County Commissioner Don Young had been Orr’s boss for several years. Young said Orr, who had been a county employee since 1985, was not only an invaluable employee, but also the backbone of his crew and a good friend.

“He was my right hand,” Young said. “He was the top man. It is going to be hard to get along without him. He was just like a son.”

Second Deputy Commissioner Teresa Ramsey said she always liked when Orr came into the commissioners' offices.

“He just made your day,” she said. “He had that smile, that laugh and those jokes. I can’t even express how much we’ll miss him.”

Commissioner Phil Carson said Orr was a huge asset for the county.

“He was a great worker who motivated people and worked so hard,” he said. “He was a wonderful fella. It’s hard to imagine the (District 2) shop without him.”

Orr’s infectious humor was a highlight to all who knew him, but his friend, Monte Preno, said it was his fierce loyalty — to his family, to his friends and to the county — that made him so special.

“He was somebody that always looked after his friends,” Preno said. “It sounds corny, but he never met a stranger.”

Preno and Orr were avid Oklahoma City Blazers fans — they hadn’t missed a game all year, he said — and those games are among Preno’s best memories.

“I’ve loved the Blazers for years,” he said. “Larry’s wife won some tickets for him, and we went to the game. We went to another, and he was hooked. Next thing I knew, he said, ‘Hey, let’s get season tickets.’ And so that’s what we did. He was hooked.”

Characteristically for Orr, Preno said, he made friends at those games.

“I kind of knew a few of the people who sat around us,” he said. “But Larry — he knew everybody sitting around us. He just would start talking to someone, and you knew he had just made another friend.”

El Reno resident Tim Brothers had an informal barbecue business with Orr for several years.

“We called it Fat Boys, and we would just cook for people we knew — friends, things like that,” he said. “It kind of slowed down, but I had more good times with Larry than I ever could remember.”

Brothers said his 25-year friendship with Orr was one of the most valued of his life.

“He was a friend beyond all friends,” he said. “He was just like my brother.
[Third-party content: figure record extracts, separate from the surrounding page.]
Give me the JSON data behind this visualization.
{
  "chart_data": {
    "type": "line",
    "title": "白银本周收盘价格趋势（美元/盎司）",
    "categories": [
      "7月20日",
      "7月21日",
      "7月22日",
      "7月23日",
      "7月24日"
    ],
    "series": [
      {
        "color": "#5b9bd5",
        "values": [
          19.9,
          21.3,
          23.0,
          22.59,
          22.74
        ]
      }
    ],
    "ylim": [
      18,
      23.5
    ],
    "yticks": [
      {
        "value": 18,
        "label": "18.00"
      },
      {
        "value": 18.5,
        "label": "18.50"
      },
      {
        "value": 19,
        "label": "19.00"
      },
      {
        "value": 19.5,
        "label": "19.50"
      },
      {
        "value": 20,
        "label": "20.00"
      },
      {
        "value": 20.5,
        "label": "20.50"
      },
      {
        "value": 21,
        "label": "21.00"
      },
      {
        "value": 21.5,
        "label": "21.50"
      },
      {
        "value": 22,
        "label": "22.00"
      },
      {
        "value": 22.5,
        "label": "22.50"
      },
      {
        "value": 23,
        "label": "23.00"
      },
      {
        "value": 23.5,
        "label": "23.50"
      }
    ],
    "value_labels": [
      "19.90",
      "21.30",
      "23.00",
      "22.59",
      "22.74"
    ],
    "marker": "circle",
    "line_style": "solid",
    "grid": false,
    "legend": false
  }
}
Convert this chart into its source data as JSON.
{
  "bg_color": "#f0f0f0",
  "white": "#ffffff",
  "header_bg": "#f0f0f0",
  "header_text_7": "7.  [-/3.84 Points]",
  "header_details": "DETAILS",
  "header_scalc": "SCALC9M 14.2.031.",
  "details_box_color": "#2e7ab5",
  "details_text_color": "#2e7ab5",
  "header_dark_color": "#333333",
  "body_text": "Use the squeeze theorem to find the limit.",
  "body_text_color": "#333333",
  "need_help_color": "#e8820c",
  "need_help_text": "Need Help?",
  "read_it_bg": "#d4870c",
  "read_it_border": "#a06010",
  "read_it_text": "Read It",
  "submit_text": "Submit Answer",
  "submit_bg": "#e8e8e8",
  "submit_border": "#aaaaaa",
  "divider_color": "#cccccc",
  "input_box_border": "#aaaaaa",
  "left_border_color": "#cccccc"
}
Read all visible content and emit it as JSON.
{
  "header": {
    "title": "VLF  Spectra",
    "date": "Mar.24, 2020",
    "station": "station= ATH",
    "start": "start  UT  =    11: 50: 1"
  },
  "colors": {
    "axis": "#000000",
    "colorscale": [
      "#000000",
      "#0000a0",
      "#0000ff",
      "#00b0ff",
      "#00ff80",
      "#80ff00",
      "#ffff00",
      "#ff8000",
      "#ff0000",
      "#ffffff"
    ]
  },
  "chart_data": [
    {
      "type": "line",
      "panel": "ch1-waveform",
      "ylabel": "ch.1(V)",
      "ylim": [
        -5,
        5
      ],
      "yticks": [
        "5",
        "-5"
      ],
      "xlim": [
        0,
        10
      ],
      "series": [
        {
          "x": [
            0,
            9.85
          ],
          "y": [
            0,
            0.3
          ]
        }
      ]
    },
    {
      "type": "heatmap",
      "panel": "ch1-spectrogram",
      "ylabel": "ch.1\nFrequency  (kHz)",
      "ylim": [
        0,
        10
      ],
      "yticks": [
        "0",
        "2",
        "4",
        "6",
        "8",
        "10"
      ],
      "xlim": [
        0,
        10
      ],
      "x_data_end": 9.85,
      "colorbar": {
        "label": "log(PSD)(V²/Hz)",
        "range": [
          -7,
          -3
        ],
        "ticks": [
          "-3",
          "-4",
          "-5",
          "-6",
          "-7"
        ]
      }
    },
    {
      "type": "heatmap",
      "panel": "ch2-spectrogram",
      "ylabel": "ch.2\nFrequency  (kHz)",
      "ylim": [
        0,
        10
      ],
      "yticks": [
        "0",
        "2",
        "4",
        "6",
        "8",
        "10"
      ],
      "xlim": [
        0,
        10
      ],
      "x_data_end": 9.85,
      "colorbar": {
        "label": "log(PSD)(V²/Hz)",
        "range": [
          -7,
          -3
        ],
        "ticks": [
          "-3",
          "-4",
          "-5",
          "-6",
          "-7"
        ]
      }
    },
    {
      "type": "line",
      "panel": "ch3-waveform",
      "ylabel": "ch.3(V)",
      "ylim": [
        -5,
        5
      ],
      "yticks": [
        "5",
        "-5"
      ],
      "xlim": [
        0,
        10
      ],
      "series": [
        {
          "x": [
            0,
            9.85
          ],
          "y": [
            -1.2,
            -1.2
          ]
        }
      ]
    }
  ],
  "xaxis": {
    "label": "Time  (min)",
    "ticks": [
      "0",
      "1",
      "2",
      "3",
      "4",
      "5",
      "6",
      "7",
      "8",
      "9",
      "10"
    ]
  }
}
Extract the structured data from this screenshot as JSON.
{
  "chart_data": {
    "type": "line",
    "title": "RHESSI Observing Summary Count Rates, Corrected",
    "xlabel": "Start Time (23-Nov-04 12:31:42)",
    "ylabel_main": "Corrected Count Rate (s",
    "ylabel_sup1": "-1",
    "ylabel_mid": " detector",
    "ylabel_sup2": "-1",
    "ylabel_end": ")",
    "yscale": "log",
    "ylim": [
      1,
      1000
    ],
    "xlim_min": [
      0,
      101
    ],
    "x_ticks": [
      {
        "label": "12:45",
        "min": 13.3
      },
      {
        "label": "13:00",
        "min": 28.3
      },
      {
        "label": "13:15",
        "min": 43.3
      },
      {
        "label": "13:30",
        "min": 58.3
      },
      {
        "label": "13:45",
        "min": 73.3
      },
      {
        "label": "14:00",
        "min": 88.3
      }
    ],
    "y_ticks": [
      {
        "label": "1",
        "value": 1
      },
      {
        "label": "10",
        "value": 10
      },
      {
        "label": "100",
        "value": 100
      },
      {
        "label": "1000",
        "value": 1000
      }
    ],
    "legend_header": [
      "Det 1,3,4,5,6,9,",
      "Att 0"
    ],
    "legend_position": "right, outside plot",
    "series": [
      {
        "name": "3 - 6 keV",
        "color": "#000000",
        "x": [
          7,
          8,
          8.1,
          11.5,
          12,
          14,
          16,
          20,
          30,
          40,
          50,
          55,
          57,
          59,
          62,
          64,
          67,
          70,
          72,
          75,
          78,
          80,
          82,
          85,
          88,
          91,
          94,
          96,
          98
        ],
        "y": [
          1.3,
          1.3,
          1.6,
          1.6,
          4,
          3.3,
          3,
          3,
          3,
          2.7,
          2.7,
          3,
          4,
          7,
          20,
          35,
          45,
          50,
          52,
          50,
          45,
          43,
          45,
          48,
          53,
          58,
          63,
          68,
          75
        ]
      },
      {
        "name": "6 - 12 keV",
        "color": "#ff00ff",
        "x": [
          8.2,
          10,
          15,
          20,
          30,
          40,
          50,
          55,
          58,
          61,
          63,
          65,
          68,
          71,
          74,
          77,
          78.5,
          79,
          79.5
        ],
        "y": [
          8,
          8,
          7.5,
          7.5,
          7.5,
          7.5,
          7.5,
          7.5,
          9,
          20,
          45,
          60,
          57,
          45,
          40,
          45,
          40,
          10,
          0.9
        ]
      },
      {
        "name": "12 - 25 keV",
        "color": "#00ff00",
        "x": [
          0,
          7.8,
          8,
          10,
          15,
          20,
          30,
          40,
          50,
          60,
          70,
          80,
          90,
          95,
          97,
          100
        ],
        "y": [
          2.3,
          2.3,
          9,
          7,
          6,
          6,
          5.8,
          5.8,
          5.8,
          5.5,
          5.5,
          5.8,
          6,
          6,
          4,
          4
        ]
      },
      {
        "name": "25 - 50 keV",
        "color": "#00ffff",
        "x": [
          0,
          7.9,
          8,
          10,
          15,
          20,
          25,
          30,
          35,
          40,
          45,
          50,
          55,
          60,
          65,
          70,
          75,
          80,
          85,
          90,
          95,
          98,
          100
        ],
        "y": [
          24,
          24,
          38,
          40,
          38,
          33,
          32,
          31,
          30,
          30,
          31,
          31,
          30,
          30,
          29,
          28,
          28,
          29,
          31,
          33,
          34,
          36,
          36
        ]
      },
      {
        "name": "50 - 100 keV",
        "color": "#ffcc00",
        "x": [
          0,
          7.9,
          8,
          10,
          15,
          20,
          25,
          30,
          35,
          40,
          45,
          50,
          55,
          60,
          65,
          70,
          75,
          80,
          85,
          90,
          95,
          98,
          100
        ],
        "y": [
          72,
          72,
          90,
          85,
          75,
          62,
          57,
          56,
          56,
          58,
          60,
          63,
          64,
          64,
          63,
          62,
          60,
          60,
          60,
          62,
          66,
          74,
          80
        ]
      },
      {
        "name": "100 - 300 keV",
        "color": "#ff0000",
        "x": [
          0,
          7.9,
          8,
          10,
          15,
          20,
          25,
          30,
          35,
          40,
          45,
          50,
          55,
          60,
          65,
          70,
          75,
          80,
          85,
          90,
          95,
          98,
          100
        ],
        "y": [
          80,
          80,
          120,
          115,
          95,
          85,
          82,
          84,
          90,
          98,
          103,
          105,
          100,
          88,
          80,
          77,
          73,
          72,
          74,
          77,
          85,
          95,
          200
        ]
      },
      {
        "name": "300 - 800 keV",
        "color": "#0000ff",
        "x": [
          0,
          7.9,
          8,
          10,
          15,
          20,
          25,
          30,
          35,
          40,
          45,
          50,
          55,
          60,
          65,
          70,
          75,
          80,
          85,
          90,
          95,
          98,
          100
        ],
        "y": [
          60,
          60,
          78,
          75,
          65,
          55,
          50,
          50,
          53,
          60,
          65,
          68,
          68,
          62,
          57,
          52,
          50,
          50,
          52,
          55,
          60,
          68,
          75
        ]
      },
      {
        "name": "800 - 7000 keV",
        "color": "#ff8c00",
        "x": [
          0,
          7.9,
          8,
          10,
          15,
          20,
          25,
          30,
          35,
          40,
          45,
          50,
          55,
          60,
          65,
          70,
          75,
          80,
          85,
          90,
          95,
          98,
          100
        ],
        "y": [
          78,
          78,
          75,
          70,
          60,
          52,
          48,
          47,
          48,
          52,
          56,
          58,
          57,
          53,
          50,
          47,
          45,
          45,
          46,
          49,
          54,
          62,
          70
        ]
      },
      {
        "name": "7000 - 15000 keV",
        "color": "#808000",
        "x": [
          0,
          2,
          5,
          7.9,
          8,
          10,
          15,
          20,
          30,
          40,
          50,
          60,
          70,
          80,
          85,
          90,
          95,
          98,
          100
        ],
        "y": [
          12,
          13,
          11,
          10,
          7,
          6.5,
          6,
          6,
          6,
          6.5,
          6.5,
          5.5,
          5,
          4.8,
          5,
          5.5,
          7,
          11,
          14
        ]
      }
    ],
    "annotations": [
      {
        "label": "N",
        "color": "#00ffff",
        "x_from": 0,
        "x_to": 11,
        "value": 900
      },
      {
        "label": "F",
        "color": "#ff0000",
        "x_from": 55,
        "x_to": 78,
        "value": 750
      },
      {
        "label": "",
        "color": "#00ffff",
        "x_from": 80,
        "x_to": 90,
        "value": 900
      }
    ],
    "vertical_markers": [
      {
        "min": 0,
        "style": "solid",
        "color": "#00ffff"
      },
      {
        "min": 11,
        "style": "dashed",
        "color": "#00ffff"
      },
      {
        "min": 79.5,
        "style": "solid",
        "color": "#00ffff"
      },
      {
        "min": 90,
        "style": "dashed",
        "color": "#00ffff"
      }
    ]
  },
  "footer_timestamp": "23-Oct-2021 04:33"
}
It’s so hard to think of him being gone, but I guess God wanted someone up there who could make him laugh. Larry’s the one to do that.”

El Reno Mayor Matt White said Orr’s loss is a loss not just for his friends and family, but for the city and the entire county.

“I’ll always remember his laughter and his jokes,” White said. “My life’s better for knowing him.”

County offices will be closed Monday until 1 p.m. so employees can attend Orr’s funeral, and the county commissioners meeting has been rescheduled to 11 a.m. Tuesday.